Rod Steiger may have been Oscar darling of In the Heat of the Night, but Sydney Poitier was its thumping heart, churning a torrent of emotion and grim determination through 109 minutes of cinematic genius. A black man in a white man's country, surrounded by a bubbling brew of racism and intolerance, yet unfliching in his resolve that the only path out of the darkness is the just one.
Poitier plays Virgil Tibbs, a Philadelphia police officer stranded in segregated Mississippi and cajoled into working a homicide that has split the town of Sparta. Tibbs' simmering passion and stoic quest for justice is set against the inherent racism of the town and its police chief Gillespie, played by Steiger.
You see, in 1967, the Oscar for best actor was always going to go to Steiger, brilliant though he was, but Poitier's role was a bellwether of sorts (like almost all his roles from Prentice in Guess Who's Coming to Dinner, to Gordon Ralfe in A Touch of Blue).
Poitier's heroes didn't exist in make-believe kingdoms so sterotypically named, you'd be forgiven for thinking that there was a bit of throwaway prejudice at work when Black Panther was created by Stan Lee and Jack Kirby in 1966.
Poitier's heroes tackled the issues of the day head on, whether they were racism, interracial relationships, and even inner city education (as in To Sir, With Love). They needed no masks, because an anonymous hero is romantic buffoonery. Truth and justice has, and always will, a face.
The buzz over Black Panther also seems to have drowned out the murmurs surrounding another stellar black lead character that hit screens this year, Roman J Israel (esquire if you want to make it work). And they were murmurs; even though Denzel Washington has been nominated for an Oscar, the film has made $12 million in the US since its release on February 2, that's a tenth of Black Panther.
The Dan Gilroy-helmed Roman J Israel, esq is a solid film, sent soaring through the stratosphere, by a Denzel Washington performance that's simply...well...Denzelesque.
Throw in an impoverished black lawyer fighting for the rights of those unjustly incarcerated, preyed upon by a white all-apathy-no-empathy law firm, and temptation that would make Jesus flich, and you should have a winner right?
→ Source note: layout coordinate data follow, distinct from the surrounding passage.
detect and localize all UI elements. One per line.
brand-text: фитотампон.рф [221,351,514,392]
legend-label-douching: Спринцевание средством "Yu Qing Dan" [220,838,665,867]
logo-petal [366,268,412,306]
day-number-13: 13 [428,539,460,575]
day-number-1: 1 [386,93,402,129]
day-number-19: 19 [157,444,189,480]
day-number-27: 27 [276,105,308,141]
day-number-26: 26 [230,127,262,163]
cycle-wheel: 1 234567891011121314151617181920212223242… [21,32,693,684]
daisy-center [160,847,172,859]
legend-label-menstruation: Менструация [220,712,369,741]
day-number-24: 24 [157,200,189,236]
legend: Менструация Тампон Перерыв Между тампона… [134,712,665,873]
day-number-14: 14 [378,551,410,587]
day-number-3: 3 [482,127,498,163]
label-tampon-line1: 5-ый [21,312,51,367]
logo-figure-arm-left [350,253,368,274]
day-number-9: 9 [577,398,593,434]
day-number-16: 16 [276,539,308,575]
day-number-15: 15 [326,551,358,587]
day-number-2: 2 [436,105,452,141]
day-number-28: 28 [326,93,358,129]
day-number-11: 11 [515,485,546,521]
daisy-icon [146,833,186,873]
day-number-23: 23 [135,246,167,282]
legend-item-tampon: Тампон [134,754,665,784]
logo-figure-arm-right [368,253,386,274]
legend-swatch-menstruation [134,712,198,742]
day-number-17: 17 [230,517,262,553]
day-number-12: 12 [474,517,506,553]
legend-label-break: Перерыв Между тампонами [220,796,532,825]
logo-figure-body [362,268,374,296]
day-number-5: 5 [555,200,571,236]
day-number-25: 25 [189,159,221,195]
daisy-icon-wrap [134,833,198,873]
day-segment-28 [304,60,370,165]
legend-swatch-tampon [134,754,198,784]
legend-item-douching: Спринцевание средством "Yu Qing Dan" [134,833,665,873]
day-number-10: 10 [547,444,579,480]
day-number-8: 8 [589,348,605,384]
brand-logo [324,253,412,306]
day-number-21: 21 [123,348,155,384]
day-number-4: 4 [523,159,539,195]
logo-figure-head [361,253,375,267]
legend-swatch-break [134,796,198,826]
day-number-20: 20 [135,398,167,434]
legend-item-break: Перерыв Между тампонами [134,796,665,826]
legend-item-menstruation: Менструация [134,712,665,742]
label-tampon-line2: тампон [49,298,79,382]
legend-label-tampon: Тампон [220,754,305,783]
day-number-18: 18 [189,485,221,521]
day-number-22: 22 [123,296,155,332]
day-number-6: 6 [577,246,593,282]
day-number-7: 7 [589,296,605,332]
A veritable generator of award season buzz! Well, no. But put a dude in a leather costume and stick 'Origins' somehwere in the spiel and you've got a bonafide moment in history.
Black Panther was created a year before In the Heat of the Night was released, and it says a lot about the modern state of mind that longevity and legacy are not so much about action or truth, but of perception and marketing.
So if you've tired of watching Black Panther after the third viewing and want to see a real hero, sans masks and futuristic weaponry, try Heat of the Night. Sure, it's got no CGI, or stars you may recognize, but it's got something else. It's got an unfortunately eternal relevance that no Marvel film can ever hope to replicate. There is no cloning reality, only those that live it. So remember the film and remember its star...They Call him Mr Tibbs.